Large de 40 km et long de 63 km, le détroit d’Ormuz est le passage obligé de nombreux tankers, navires pétroliers ou méthaniers, qui exportent les hydrocarbures des six pays limitrophes du Golfe persique: l’Irak, l’Arabie saoudite, le Qatar, l’Iran, le Koweït, les Émirats arabes unis et Bahreïn. Du pétrole et du gaz qui sont à destination du monde entier, relève Francis Perrin.

«Le détroit d’Ormuz représente aujourd’hui 1/5e de la consommation mondiale. Nous sommes dans un monde qui consomme environ 100 millions de barils de pétrole chaque jour, environ cinq milliards de tonnes de pétrole par an. Le détroit d’Ormuz représente également le ¼ des exportations mondiales de pétrole et à peu près le tiers des exportations mondiales de pétrole par bateau.»
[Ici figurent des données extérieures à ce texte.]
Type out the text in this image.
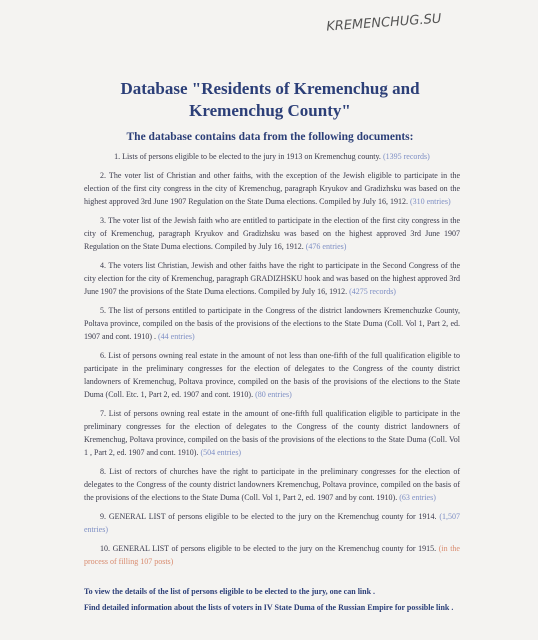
KREMENCHUG.SU
Database "Residents of Kremenchug and
Kremenchug County"
The database contains data from the following documents:

1. Lists of persons eligible to be elected to the jury in 1913 on Kremenchug county. (1395 records)

2. The voter list of Christian and other faiths, with the exception of the Jewish eligible to participate in the election of the first city congress in the city of Kremenchug, paragraph Kryukov and Gradizhsku was based on the highest approved 3rd June 1907 Regulation on the State Duma elections. Compiled by July 16, 1912. (310 entries)

3. The voter list of the Jewish faith who are entitled to participate in the election of the first city congress in the city of Kremenchug, paragraph Kryukov and Gradizhsku was based on the highest approved 3rd June 1907 Regulation on the State Duma elections. Compiled by July 16, 1912. (476 entries)

4. The voters list Christian, Jewish and other faiths have the right to participate in the Second Congress of the city election for the city of Kremenchug, paragraph GRADIZHSKU hook and was based on the highest approved 3rd June 1907 the provisions of the State Duma elections. Compiled by July 16, 1912. (4275 records)

5. The list of persons entitled to participate in the Congress of the district landowners Kremenchuzke County, Poltava province, compiled on the basis of the provisions of the elections to the State Duma (Coll. Vol 1, Part 2, ed. 1907 and cont. 1910) . (44 entries)

6. List of persons owning real estate in the amount of not less than one-fifth of the full qualification eligible to participate in the preliminary congresses for the election of delegates to the Congress of the county district landowners of Kremenchug, Poltava province, compiled on the basis of the provisions of the elections to the State Duma (Coll. Etc. 1, Part 2, ed. 1907 and cont. 1910). (80 entries)

7. List of persons owning real estate in the amount of one-fifth full qualification eligible to participate in the preliminary congresses for the election of delegates to the Congress of the county district landowners of Kremenchug, Poltava province, compiled on the basis of the provisions of the elections to the State Duma (Coll. Vol 1 , Part 2, ed. 1907 and cont. 1910). (504 entries)

8. List of rectors of churches have the right to participate in the preliminary congresses for the election of delegates to the Congress of the county district landowners Kremenchug, Poltava province, compiled on the basis of the provisions of the elections to the State Duma (Coll. Vol 1, Part 2, ed. 1907 and by cont. 1910). (63 entries)

9. GENERAL LIST of persons eligible to be elected to the jury on the Kremenchug county for 1914. (1,507 entries)

10. GENERAL LIST of persons eligible to be elected to the jury on the Kremenchug county for 1915. (in the process of filling 107 posts)

To view the details of the list of persons eligible to be elected to the jury, one can link .

Find detailed information about the lists of voters in IV State Duma of the Russian Empire for possible link .
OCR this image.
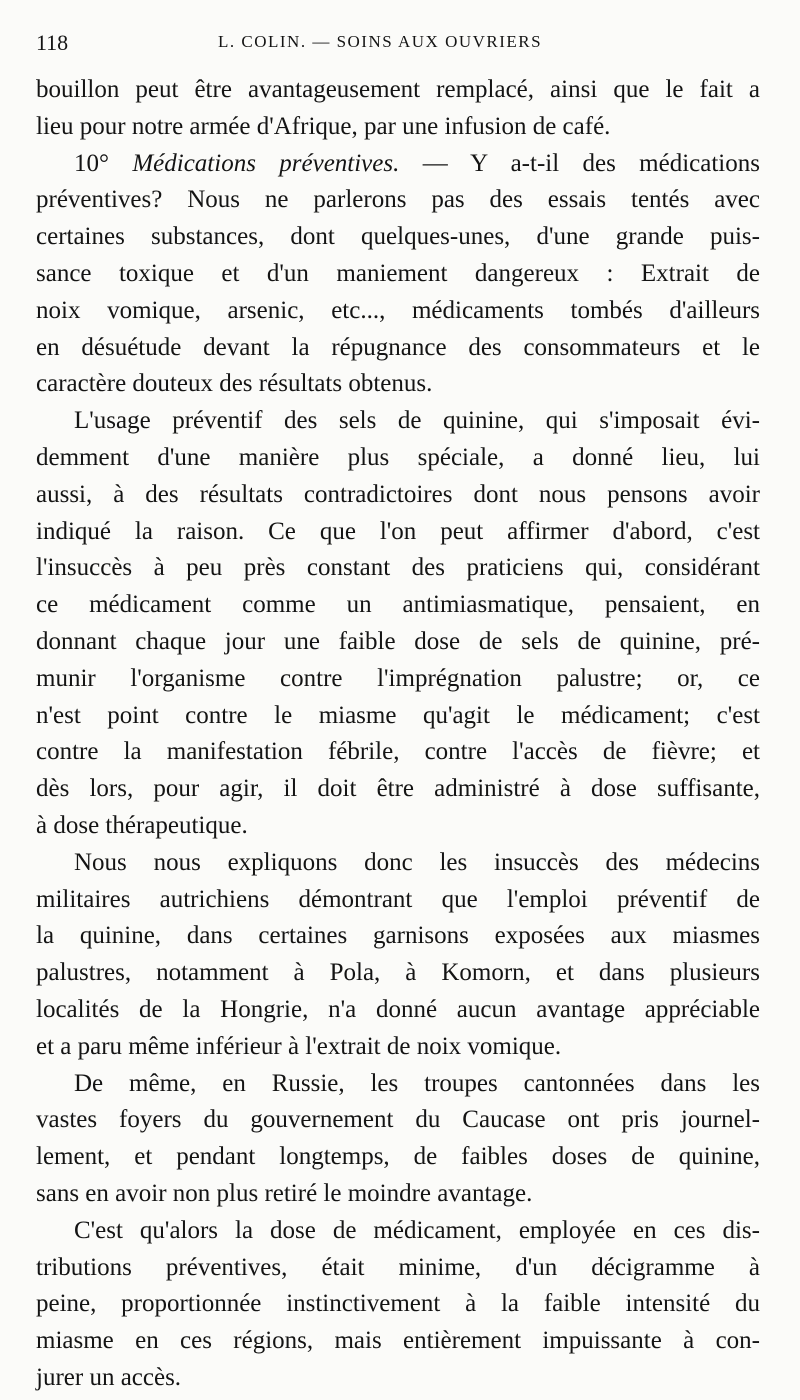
118	L. COLIN. — SOINS AUX OUVRIERS
bouillon peut être avantageusement remplacé, ainsi que le fait a
lieu pour notre armée d'Afrique, par une infusion de café.
10° Médications préventives. — Y a-t-il des médications
préventives? Nous ne parlerons pas des essais tentés avec
certaines substances, dont quelques-unes, d'une grande puis-
sance toxique et d'un maniement dangereux : Extrait de
noix vomique, arsenic, etc..., médicaments tombés d'ailleurs
en désuétude devant la répugnance des consommateurs et le
caractère douteux des résultats obtenus.
L'usage préventif des sels de quinine, qui s'imposait évi-
demment d'une manière plus spéciale, a donné lieu, lui
aussi, à des résultats contradictoires dont nous pensons avoir
indiqué la raison. Ce que l'on peut affirmer d'abord, c'est
l'insuccès à peu près constant des praticiens qui, considérant
ce médicament comme un antimiasmatique, pensaient, en
donnant chaque jour une faible dose de sels de quinine, pré-
munir l'organisme contre l'imprégnation palustre; or, ce
n'est point contre le miasme qu'agit le médicament; c'est
contre la manifestation fébrile, contre l'accès de fièvre; et
dès lors, pour agir, il doit être administré à dose suffisante,
à dose thérapeutique.
Nous nous expliquons donc les insuccès des médecins
militaires autrichiens démontrant que l'emploi préventif de
la quinine, dans certaines garnisons exposées aux miasmes
palustres, notamment à Pola, à Komorn, et dans plusieurs
localités de la Hongrie, n'a donné aucun avantage appréciable
et a paru même inférieur à l'extrait de noix vomique.
De même, en Russie, les troupes cantonnées dans les
vastes foyers du gouvernement du Caucase ont pris journel-
lement, et pendant longtemps, de faibles doses de quinine,
sans en avoir non plus retiré le moindre avantage.
C'est qu'alors la dose de médicament, employée en ces dis-
tributions préventives, était minime, d'un décigramme à
peine, proportionnée instinctivement à la faible intensité du
miasme en ces régions, mais entièrement impuissante à con-
jurer un accès.
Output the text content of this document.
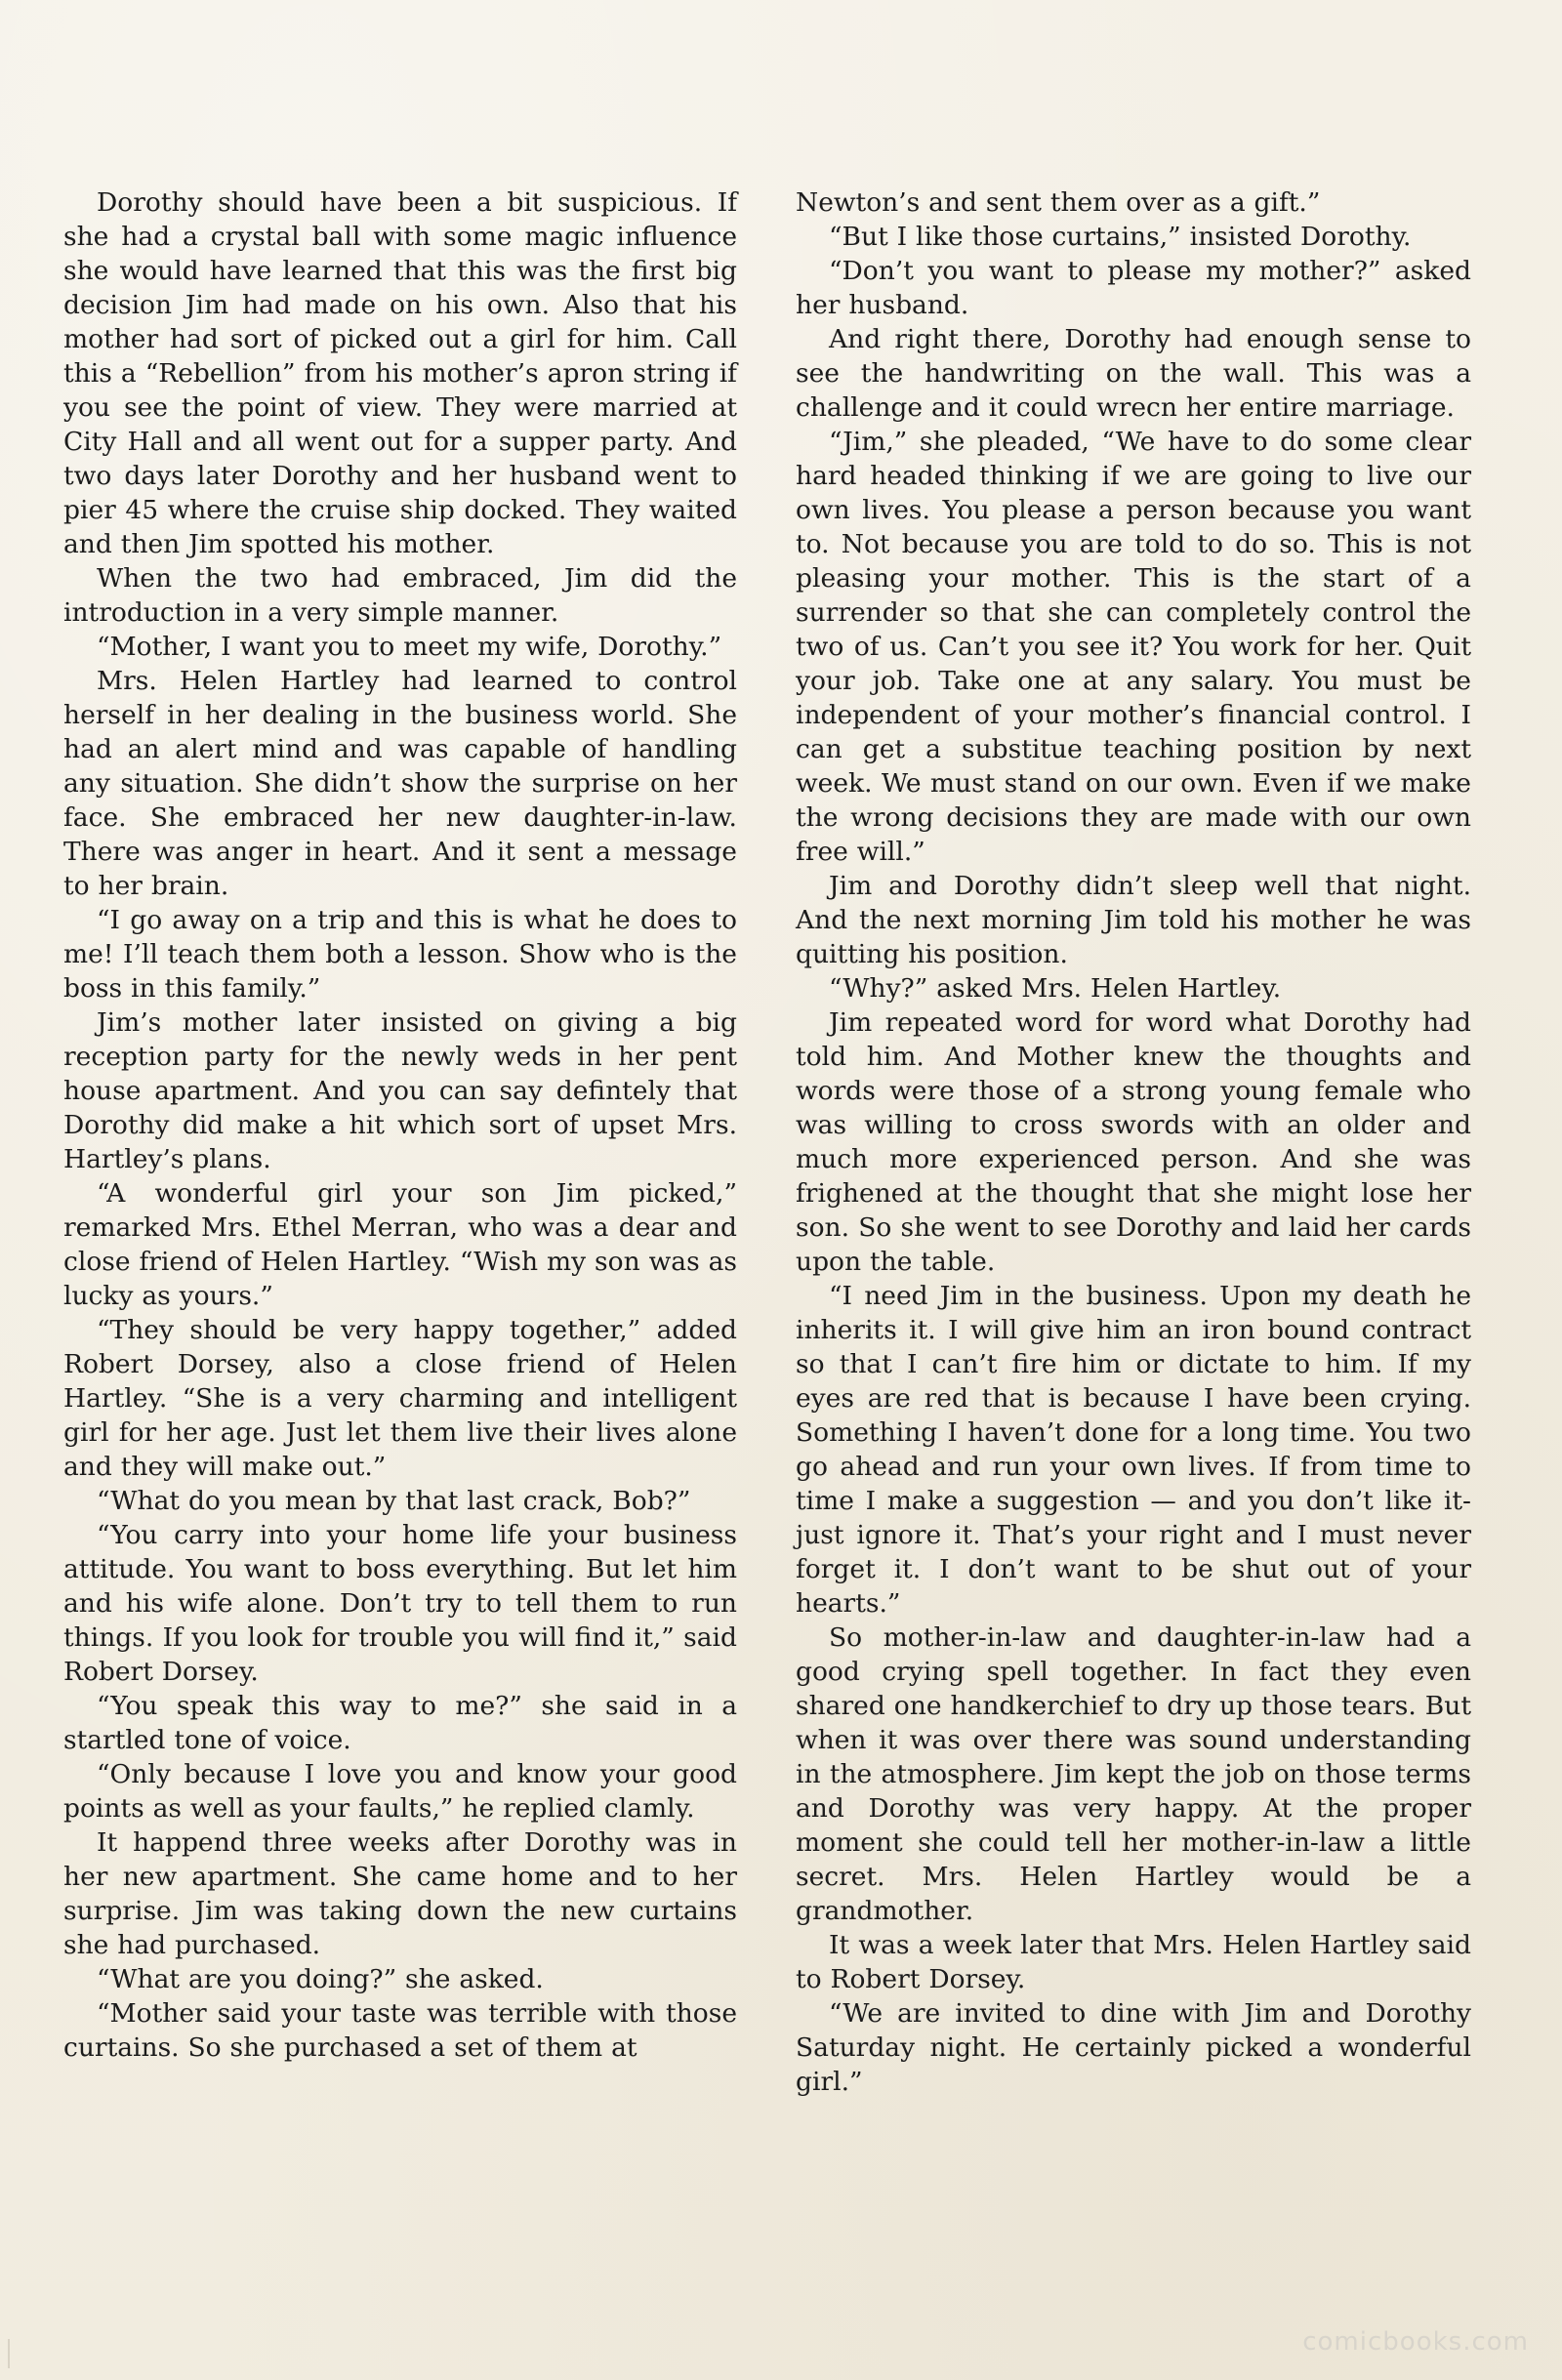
Dorothy should have been a bit suspicious. If she had a crystal ball with some magic influence she would have learned that this was the first big decision Jim had made on his own. Also that his mother had sort of picked out a girl for him. Call this a “Rebellion” from his mother’s apron string if you see the point of view. They were married at City Hall and all went out for a supper party. And two days later Dorothy and her husband went to pier 45 where the cruise ship docked. They waited and then Jim spotted his mother.

When the two had embraced, Jim did the introduction in a very simple manner.

“Mother, I want you to meet my wife, Dorothy.”

Mrs. Helen Hartley had learned to control herself in her dealing in the business world. She had an alert mind and was capable of handling any situation. She didn’t show the surprise on her face. She embraced her new daughter-in-law. There was anger in heart. And it sent a message to her brain.

“I go away on a trip and this is what he does to me! I’ll teach them both a lesson. Show who is the boss in this family.”

Jim’s mother later insisted on giving a big reception party for the newly weds in her pent house apartment. And you can say defintely that Dorothy did make a hit which sort of upset Mrs. Hartley’s plans.

“A wonderful girl your son Jim picked,” remarked Mrs. Ethel Merran, who was a dear and close friend of Helen Hartley. “Wish my son was as lucky as yours.”

“They should be very happy together,” added Robert Dorsey, also a close friend of Helen Hartley. “She is a very charming and intelligent girl for her age. Just let them live their lives alone and they will make out.”

“What do you mean by that last crack, Bob?”

“You carry into your home life your business attitude. You want to boss everything. But let him and his wife alone. Don’t try to tell them to run things. If you look for trouble you will find it,” said Robert Dorsey.

“You speak this way to me?” she said in a startled tone of voice.

“Only because I love you and know your good points as well as your faults,” he replied clamly.

It happend three weeks after Dorothy was in her new apartment. She came home and to her surprise. Jim was taking down the new curtains she had purchased.

“What are you doing?” she asked.

“Mother said your taste was terrible with those curtains. So she purchased a set of them at

Newton’s and sent them over as a gift.”

“But I like those curtains,” insisted Dorothy.

“Don’t you want to please my mother?” asked her husband.

And right there, Dorothy had enough sense to see the handwriting on the wall. This was a challenge and it could wrecn her entire marriage.

“Jim,” she pleaded, “We have to do some clear hard headed thinking if we are going to live our own lives. You please a person because you want to. Not because you are told to do so. This is not pleasing your mother. This is the start of a surrender so that she can completely control the two of us. Can’t you see it? You work for her. Quit your job. Take one at any salary. You must be independent of your mother’s financial control. I can get a substitue teaching position by next week. We must stand on our own. Even if we make the wrong decisions they are made with our own free will.”

Jim and Dorothy didn’t sleep well that night. And the next morning Jim told his mother he was quitting his position.

“Why?” asked Mrs. Helen Hartley.

Jim repeated word for word what Dorothy had told him. And Mother knew the thoughts and words were those of a strong young female who was willing to cross swords with an older and much more experienced person. And she was frighened at the thought that she might lose her son. So she went to see Dorothy and laid her cards upon the table.

“I need Jim in the business. Upon my death he inherits it. I will give him an iron bound contract so that I can’t fire him or dictate to him. If my eyes are red that is because I have been crying. Something I haven’t done for a long time. You two go ahead and run your own lives. If from time to time I make a suggestion — and you don’t like it-just ignore it. That’s your right and I must never forget it. I don’t want to be shut out of your hearts.”

So mother-in-law and daughter-in-law had a good crying spell together. In fact they even shared one handkerchief to dry up those tears. But when it was over there was sound understanding in the atmosphere. Jim kept the job on those terms and Dorothy was very happy. At the proper moment she could tell her mother-in-law a little secret. Mrs. Helen Hartley would be a grandmother.

It was a week later that Mrs. Helen Hartley said to Robert Dorsey.

“We are invited to dine with Jim and Dorothy Saturday night. He certainly picked a wonderful girl.”

comicbooks.com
S’il faut noter la diminution relative de son importance au cours des années –en 1979, le détroit représentait encore 60% des exportations mondiales– il attire de nombreuses convoitises, en proie aux soubresauts géopolitiques réguliers de la région, dont la stabilité est primordiale pour la santé de l’économie mondiale. Voilà pourquoi la première puissance mondiale, les États-Unis sont présents depuis des dizaines d’années dans la région afin de sécuriser leurs approvisionnements en hydrocarbures, ainsi que ceux de leurs alliés asiatiques et européens. La Ve flotte est basée en permanence à Bahreïn, la base la plus importante du Pentagone dans la région se trouve au Qatar et Washington a passé des accords militaires avec l’Arabie saoudite et le Koweït. Depuis la recrudescence des hostilités en mai 2019, Donald Trump a ordonné un renforcement limité des troupes, avec l’envoi de 2.500 hommes supplémentaires. La Grande-Bretagne a mis en place une frégate et un destroyer depuis peu, afin d’escorter les navires battant pavillon britannique. Quant à la France, elle est moins présente, mais elle dispose d’une base militaire aux Émirats arabes unis.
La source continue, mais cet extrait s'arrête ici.